I grew up in Scarsdale, a grotesquely wealthy suburb of New York City, and I failed at striving early on. I always had the wrong clothes, and I never had a car, a phone, social skills, a nose job, a Bat Mitzvah, or a dot of confidence. My father began to sexually molest me when I was five. Then, guilty, he rejected me with a shocking vengeance: constantly criticizing me, cursing me, beating me. I was a terrified mess, hungry for love, desperate for friends. My peers smelled it and hated me for it. In junior high, they even formed an Eve-haters club. I felt dirty, ugly, suicidal. I lived in a continual state of longing and despair.
Then the '60s happened.
The '60s released me—or so I thought—from my crying need to fit in. For the first time, I could be who I really was—an outsider. It was hip, and hip was my refuge. Hip made me feel safe.

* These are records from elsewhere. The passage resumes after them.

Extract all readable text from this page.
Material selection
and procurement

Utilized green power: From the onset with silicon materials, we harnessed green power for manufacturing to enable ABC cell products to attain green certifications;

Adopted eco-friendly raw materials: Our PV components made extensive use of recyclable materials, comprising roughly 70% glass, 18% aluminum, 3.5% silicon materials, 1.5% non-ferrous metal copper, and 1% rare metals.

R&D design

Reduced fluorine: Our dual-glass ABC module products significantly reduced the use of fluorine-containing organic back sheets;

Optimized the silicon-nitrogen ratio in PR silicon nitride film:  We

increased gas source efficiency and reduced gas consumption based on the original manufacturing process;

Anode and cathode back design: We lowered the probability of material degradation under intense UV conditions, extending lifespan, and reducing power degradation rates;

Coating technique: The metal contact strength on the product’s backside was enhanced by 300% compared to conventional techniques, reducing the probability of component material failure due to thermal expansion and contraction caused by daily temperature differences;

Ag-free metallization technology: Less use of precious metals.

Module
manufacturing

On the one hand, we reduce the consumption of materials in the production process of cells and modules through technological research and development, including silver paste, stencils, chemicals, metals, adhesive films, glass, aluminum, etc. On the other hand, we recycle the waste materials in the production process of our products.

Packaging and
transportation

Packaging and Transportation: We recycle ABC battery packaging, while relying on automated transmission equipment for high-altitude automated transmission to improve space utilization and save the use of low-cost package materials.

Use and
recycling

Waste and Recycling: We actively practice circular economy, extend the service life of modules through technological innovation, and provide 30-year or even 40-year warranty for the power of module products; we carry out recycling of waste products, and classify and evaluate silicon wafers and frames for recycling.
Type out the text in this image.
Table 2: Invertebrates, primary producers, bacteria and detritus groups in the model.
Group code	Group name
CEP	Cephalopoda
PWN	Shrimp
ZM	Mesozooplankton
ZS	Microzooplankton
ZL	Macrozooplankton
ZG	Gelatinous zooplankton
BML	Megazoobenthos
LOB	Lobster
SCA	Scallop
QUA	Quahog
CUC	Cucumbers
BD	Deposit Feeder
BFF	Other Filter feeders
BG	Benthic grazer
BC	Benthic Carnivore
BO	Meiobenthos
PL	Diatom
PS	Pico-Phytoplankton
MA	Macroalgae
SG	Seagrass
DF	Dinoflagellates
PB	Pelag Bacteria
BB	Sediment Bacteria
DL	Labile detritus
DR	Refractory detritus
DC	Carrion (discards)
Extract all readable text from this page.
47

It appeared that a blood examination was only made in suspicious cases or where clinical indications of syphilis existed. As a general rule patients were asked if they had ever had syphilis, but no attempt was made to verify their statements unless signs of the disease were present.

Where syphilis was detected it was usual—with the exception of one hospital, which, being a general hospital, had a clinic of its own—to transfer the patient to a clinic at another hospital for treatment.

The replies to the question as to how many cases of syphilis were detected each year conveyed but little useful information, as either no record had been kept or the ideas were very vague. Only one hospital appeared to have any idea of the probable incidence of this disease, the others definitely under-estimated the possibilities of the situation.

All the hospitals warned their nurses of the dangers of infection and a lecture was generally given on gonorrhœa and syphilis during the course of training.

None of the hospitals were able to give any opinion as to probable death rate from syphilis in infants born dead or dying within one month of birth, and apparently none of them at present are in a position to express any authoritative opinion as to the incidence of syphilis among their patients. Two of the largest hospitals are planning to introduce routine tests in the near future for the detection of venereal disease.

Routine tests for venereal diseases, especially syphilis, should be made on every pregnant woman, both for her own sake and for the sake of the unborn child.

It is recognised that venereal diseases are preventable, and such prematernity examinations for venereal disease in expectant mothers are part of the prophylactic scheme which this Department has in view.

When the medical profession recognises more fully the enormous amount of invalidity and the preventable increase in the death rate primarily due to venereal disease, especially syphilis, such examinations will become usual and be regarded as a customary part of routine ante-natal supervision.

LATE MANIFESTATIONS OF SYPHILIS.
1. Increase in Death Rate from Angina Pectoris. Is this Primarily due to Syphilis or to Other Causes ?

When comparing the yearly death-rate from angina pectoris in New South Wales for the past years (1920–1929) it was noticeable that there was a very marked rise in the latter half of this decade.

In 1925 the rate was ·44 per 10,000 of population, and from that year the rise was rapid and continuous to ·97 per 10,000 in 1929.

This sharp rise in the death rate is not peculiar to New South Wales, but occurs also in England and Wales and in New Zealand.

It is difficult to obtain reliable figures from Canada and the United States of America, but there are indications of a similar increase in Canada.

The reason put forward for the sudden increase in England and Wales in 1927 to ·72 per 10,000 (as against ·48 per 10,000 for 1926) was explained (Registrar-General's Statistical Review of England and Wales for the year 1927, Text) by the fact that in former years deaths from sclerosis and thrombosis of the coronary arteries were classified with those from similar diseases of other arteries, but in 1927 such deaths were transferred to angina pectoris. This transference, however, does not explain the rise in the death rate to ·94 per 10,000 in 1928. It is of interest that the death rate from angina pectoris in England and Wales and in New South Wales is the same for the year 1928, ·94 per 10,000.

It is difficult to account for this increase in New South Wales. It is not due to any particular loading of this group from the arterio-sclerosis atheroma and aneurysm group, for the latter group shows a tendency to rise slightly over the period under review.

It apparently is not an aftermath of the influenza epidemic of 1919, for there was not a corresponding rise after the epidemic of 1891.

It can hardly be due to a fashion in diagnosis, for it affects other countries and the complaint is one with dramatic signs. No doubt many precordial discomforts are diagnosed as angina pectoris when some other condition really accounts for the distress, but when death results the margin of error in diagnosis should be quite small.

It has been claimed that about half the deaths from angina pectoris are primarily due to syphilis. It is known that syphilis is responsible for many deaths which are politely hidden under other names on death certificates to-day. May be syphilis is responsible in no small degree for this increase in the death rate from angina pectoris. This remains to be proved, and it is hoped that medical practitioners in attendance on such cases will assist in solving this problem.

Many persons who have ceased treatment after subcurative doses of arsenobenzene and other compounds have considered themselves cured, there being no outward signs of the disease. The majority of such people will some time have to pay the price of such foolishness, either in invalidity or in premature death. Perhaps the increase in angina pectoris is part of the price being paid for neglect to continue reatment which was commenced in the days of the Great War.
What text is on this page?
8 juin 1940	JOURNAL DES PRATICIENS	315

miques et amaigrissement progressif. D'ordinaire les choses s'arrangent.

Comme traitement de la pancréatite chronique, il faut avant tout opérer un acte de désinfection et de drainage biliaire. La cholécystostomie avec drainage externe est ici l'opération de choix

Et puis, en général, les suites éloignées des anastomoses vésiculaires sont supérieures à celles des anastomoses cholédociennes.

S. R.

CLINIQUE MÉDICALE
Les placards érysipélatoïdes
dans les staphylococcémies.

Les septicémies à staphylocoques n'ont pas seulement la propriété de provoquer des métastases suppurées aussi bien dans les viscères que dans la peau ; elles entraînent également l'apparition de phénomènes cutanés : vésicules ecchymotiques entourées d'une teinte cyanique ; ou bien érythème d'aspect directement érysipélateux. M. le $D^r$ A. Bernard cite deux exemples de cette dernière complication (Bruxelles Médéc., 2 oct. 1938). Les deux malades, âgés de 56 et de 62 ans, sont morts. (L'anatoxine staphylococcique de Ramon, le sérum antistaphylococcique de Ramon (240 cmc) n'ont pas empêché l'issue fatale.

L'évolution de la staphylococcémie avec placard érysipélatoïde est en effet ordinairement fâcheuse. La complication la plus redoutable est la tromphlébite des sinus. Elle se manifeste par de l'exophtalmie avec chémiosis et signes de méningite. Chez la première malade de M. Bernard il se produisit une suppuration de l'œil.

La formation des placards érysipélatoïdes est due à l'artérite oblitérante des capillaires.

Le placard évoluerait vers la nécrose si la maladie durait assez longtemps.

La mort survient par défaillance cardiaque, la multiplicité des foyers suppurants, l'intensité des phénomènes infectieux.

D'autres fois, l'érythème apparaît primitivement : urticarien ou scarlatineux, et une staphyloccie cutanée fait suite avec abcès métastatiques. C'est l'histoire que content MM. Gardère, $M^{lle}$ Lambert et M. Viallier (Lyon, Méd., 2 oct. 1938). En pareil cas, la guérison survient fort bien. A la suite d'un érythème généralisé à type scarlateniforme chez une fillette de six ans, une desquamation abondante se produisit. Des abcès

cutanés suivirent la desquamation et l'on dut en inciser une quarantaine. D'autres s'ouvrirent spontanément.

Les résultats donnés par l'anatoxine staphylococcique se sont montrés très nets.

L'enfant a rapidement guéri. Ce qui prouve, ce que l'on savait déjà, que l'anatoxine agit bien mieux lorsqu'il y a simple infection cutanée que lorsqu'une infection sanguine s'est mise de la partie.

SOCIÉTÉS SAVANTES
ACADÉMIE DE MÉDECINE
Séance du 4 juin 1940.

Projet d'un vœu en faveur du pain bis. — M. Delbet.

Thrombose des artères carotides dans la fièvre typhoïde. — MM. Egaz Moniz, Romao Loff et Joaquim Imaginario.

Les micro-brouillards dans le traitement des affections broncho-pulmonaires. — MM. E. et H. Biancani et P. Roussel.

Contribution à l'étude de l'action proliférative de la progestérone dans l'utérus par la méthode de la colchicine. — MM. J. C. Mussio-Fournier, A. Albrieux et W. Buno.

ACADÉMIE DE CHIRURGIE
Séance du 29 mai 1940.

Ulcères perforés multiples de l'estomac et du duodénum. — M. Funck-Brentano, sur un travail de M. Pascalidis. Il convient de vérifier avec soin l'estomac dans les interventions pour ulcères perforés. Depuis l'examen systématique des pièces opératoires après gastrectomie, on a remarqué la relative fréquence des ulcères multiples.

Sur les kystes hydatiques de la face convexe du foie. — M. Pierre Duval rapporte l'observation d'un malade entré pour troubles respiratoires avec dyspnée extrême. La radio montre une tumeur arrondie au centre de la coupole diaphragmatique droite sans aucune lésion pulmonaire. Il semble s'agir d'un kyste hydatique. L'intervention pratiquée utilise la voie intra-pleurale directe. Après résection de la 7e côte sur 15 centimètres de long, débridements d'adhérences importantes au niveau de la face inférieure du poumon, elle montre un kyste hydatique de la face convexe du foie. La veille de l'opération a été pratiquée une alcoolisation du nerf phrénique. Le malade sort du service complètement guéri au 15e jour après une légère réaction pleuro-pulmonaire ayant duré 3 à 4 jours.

Grace Slick was my icon, everything I longed to be: outrageous and cool, beautiful and tough, a woman inventing her life, heeding her desires. I dressed like her, talked in a deep voice like her, and even became a singer in a rock band (despite being so tone deaf that the band leader secretly turned off my microphone during performances). When Grace came to New York, I snuck out to the late shows at the Fillmore East to bring her feathers, stones, and other trinkets.
My father became progressively more tyrannical and violent. But he could no longer reach me. I had become immune to his cruelty and disapproval. I had learned to disguise my hunger for love with a look, a style, and a dare.